Dear Wat - Well, all hope is not lost if you 'try' to be all of those positive things. I can offer you something that works for myself whenever I get to feeling cranky (as I was this morning after reading about how President Bush has f*$%#ed up our country) and that is to take the focus off of myself and give out love and energy. For me this is usually directed towards the children I teach, so I have a sorta built in 'upper'. When I totally give my focus to being present with whatever is happening with them any negative feelings I have brewing fade away. Have you thought about volunteering your time to go read at a local school or tutor a struggling student? I feel like Dear Abby but putting out good vibes tends to lift one's spirit. I do look forward to chatting with you some time - possibly this summer - about all of this in more detail.

Ched - Do tell, I didn't know you had children. How wonderful that they retained their 'wonderfulness'. What is your take on making it last?

Not in Love - LOL. I love the way your comment wound it's way around to leaving only innocence of youth. I checked out your blog to confirm the hair length but alas could find no picture. Thanks for visiting - please come back now y'hear?

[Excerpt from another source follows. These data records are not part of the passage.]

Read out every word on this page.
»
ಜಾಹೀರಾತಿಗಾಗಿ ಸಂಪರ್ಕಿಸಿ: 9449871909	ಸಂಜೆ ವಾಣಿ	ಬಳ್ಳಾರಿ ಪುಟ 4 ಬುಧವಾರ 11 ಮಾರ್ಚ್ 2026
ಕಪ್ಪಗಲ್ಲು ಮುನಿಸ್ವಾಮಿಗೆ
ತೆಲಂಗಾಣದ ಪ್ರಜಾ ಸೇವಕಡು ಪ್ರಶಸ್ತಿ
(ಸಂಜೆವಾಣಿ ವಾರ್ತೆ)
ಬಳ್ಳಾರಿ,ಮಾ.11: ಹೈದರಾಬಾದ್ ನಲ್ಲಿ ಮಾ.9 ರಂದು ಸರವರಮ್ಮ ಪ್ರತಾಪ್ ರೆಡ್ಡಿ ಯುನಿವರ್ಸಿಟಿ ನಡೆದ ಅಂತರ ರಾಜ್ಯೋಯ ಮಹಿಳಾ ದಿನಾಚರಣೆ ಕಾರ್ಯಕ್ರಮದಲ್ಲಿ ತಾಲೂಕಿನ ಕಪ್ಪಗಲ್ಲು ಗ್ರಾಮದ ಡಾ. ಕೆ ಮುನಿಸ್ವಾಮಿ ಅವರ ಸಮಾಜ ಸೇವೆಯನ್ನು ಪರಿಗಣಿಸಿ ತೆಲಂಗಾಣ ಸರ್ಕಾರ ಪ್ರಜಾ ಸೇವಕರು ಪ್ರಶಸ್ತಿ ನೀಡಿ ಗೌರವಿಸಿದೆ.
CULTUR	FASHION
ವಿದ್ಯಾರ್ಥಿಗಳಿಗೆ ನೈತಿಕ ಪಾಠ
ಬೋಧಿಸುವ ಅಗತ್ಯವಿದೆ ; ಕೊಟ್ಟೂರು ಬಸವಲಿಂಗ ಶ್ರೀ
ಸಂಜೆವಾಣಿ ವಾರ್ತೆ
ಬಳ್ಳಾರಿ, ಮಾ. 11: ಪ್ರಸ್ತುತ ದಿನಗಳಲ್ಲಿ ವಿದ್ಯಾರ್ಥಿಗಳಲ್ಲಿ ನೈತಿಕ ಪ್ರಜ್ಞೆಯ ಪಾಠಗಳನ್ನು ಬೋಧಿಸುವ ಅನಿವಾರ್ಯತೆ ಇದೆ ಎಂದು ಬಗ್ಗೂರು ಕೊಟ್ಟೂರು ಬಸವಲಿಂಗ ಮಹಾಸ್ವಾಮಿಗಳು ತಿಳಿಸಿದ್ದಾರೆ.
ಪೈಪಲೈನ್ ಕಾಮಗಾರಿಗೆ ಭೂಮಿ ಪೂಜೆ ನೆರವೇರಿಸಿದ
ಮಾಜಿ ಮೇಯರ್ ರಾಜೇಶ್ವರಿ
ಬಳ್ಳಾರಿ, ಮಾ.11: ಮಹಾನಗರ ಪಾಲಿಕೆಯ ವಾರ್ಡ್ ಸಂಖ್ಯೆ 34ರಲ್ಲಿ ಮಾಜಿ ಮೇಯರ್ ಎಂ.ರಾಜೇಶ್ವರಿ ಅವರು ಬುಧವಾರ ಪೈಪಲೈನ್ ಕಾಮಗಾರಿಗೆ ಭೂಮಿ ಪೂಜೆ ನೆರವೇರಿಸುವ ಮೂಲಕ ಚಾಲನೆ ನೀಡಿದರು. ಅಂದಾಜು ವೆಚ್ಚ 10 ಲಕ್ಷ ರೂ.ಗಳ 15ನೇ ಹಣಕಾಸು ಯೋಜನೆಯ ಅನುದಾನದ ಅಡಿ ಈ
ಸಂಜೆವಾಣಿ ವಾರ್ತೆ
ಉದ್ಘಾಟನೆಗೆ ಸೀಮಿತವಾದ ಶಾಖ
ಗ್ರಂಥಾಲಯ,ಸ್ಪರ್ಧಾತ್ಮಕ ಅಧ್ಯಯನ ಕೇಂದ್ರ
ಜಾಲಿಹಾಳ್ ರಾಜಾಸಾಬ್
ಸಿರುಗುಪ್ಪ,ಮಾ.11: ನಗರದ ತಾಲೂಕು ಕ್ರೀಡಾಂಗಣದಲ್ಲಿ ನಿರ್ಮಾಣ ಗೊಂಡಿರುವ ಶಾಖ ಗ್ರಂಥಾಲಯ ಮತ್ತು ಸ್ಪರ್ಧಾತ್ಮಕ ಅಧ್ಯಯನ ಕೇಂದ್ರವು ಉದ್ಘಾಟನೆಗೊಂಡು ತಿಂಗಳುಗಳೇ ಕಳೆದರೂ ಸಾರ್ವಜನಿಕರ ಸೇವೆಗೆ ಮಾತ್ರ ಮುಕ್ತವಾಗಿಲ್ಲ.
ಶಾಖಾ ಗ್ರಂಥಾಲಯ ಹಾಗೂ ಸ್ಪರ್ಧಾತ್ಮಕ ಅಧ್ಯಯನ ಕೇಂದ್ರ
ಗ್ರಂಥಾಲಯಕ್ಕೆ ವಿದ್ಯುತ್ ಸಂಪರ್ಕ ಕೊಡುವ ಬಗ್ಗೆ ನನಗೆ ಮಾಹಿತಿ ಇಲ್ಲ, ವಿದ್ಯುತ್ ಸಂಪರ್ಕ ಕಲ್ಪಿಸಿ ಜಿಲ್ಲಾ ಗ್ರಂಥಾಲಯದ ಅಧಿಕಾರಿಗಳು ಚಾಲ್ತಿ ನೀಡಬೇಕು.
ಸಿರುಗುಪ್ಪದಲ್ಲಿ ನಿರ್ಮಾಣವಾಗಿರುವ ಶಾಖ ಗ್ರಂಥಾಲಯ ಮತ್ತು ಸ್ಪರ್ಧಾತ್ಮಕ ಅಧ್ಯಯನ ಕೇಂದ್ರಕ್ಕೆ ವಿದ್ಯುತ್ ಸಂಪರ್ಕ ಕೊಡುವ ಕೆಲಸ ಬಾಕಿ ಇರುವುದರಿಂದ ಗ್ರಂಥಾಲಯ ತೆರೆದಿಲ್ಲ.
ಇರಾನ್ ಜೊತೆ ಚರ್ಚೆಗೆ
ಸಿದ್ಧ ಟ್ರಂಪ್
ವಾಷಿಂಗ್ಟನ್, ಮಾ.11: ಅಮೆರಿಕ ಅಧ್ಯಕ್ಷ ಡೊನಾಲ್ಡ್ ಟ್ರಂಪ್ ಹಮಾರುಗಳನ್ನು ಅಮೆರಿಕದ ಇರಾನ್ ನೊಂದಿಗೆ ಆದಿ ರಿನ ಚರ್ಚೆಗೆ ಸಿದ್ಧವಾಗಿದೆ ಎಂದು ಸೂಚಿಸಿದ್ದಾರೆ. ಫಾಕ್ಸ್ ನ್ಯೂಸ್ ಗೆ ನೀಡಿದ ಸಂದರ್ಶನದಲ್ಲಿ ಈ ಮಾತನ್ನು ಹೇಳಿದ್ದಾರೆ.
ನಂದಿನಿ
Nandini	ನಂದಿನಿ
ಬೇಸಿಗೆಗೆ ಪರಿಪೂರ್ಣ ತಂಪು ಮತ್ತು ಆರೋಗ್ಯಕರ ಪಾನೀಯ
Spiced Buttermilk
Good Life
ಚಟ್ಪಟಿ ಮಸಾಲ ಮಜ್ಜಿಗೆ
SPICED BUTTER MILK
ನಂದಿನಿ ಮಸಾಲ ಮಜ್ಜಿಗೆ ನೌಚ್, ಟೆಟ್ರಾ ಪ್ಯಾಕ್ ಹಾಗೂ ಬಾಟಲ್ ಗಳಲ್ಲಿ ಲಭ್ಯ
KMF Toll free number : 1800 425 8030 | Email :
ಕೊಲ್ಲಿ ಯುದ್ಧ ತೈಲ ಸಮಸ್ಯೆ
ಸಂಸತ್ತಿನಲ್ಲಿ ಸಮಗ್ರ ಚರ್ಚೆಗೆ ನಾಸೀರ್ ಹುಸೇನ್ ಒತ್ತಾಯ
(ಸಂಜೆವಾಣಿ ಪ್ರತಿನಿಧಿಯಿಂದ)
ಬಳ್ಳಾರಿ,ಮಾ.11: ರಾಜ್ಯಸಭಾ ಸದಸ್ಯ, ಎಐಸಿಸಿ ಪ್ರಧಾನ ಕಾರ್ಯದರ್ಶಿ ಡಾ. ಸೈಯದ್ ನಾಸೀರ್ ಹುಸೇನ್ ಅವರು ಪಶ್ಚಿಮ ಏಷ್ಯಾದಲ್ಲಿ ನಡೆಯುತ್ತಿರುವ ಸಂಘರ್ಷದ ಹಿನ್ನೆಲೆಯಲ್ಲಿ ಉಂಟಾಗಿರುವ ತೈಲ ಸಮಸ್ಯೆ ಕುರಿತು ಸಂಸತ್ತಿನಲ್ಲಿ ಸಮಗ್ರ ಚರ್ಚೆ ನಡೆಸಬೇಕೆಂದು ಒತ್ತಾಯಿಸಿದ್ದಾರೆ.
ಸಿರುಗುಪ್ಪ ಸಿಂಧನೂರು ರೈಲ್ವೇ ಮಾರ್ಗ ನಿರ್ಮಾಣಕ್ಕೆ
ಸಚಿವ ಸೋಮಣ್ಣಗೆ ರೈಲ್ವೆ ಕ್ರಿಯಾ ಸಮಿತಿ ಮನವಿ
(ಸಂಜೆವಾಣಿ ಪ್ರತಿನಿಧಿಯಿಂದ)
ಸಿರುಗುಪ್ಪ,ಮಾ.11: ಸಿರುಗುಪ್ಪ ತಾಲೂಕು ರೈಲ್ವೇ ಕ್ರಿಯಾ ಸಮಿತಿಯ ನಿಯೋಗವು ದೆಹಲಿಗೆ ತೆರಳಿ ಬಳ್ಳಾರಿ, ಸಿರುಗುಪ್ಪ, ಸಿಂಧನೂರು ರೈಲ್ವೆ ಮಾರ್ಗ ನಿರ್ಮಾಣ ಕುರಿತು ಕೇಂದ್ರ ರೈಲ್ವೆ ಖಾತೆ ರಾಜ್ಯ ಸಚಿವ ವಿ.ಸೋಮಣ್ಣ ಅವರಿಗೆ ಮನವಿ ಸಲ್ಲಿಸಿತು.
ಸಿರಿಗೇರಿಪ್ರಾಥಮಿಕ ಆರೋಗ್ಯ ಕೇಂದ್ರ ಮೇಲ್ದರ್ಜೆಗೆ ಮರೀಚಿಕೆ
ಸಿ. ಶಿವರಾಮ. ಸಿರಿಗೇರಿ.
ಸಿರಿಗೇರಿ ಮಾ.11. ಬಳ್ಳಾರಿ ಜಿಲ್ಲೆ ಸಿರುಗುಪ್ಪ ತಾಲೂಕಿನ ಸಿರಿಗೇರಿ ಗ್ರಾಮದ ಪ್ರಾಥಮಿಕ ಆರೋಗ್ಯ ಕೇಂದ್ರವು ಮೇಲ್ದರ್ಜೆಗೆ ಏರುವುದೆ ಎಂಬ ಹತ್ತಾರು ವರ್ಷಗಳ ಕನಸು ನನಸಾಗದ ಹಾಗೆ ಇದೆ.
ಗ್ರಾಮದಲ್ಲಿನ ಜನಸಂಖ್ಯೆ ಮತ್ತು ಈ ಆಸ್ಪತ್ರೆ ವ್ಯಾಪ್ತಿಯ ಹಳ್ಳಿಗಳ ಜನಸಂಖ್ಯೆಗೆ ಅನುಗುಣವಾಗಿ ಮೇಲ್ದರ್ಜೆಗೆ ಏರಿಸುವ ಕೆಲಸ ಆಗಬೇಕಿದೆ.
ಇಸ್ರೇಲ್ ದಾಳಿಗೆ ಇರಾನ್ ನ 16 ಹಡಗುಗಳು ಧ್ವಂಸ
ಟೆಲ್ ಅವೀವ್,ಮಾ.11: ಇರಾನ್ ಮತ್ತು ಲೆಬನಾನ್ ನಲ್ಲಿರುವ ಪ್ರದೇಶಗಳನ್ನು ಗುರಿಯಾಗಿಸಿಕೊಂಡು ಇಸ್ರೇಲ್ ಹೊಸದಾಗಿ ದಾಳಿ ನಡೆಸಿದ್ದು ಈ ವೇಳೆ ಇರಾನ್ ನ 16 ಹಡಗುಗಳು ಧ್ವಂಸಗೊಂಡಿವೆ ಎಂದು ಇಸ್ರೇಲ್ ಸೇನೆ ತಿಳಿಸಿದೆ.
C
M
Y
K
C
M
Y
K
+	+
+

JT - Yes the responsibilities of being an adult do make such things more difficult. Still...some manage to do it all. I guess it is a matter of wanting to in the first place and then making it a priority in your life. I think everyone could find a little time to volunteer or give back in some way if they really wanted to do that.

Evie - Yes, it does. And it is nice that we can be reminded of this every once in a while. Thanks for visiting my humble blog, I appreciate the comment.

Mikey - YOU CUT OFF YOUR BEAUTIFUL HAIR! Went and pulled a Britney did ya? (See how I make the connection with your blog :) I hope I get to see it before it all grows in again. July is looking good!

Lynda - I really shouldn't give you a Manhattan before allowing you to comment on here. It sounded so much better in person. LOL.

Florecita - Love is right here indeed!

Dad - I love it - my little cupcake made an Englishman quiver. It was even more powerful in person so I think you certainly would have quivered a bit. And that fact that you say it was touching makes me happy because that was the intention. I had to stop myself from writing too much and just keep it simple.

Lettuce and Joy - I think other folks have weighed in on your question somewhat. But I agree with you Letty, children are wonderful.

Ciara - She does indeed.

Reya Mellicker said...

There are good people of all ages. Your students are lucky to have you, and you're lucky to have them. Oh yeah!!

And ... of course you're a twin! I remember you've mentioned it. Twice as nice!

Steve said...

I meant to comment on this days ago but I guess I didn't -- a wonderful story! The lines are always blurry between teaching and learning, it seems to me.